True Story: Nonfiction at the KGB

April 13, 2010
7:00 pm - 9:00 pm

Katherine Russell Rich is the author of DREAMING IN HINDI.  Having miraculously survived a serious illness and at an impasse in her career as a magazine editor, Rich spontaneously accepted a freelance writing assignment to go to India, where she found herself thunderstruck by the place and the language. Before she knew it she was on her way to Udaipur, a city in the northwestern state of Rajasthan, in order to learn Hindi. Rich documents her experiences in India ranging from the bizarre to the frightening to the unexpectedly exhilarating, using Hindi as the lens through which she sees not only India, but the radical way the country and the language itself were changing her. Fascinated by the process, she went on to interview linguistics experts around the world, reporting back from the frontlines of the science wars on what happens in the brain when we learn a new language. Seamlessly combining Rich’s courageous (and often hilarious) personal journey with wideranging reporting, Dreaming in Hindi offers an eye-opening account of what learning a new language can teach us about distant worlds and, ultimately, ourselves.
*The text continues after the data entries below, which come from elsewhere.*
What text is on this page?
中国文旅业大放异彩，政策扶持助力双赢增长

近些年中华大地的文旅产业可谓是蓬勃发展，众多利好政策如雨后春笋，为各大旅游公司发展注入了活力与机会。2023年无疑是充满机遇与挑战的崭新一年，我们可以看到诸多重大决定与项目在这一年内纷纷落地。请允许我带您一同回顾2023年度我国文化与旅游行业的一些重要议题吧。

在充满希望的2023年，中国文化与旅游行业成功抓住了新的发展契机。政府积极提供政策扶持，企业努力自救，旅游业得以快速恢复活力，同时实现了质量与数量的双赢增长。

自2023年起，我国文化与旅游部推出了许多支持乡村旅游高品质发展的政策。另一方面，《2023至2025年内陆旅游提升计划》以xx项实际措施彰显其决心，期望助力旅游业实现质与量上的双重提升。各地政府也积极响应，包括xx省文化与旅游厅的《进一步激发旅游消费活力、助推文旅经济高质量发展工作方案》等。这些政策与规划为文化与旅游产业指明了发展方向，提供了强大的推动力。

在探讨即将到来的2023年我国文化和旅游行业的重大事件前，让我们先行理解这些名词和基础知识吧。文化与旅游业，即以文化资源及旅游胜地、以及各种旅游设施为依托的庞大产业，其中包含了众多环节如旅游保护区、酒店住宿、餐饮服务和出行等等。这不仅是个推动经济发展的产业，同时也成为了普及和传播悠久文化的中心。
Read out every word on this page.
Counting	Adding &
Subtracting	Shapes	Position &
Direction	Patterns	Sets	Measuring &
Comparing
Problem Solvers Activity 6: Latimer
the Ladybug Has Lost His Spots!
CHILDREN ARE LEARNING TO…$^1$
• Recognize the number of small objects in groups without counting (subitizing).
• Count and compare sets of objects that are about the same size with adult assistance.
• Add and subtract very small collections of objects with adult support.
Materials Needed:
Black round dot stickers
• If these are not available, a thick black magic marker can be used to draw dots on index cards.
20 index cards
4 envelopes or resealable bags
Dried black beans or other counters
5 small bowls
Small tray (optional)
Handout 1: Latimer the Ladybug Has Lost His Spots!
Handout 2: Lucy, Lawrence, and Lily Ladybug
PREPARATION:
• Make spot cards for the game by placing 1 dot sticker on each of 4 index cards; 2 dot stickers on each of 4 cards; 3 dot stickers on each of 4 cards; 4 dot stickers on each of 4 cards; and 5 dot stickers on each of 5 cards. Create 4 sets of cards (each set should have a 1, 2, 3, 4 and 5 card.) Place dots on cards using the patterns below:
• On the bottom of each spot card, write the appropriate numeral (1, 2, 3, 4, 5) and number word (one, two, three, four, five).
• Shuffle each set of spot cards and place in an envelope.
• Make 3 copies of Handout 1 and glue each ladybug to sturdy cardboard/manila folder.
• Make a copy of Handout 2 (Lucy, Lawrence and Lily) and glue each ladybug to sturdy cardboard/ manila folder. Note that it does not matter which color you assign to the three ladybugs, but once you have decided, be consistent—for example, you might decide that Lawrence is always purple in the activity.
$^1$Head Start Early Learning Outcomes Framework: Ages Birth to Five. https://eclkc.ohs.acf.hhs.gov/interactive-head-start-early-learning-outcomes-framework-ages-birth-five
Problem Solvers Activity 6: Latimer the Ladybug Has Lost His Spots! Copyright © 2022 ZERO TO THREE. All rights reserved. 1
Stephen Elliott’s THE ADDERALL DIARIES was published last fall to rave reviews everywhere from Vanity Fair to the LA Times to Time Out New York.  The story of a computer programmer’s suspected murder of his Russian wife, it’s also a memoir of Elliott’s various addictions, his abusive childhood in Chicago, his abusive (in a different way) life in San Francisco, questions he has about his father, and good old writers block.  An intensely personal memoir, it is also a work of reportage and true crime.  Genres bend, memory deceives, stories change, and Elliot writes it all with razor-sharp prose and unflinching emotional acuity.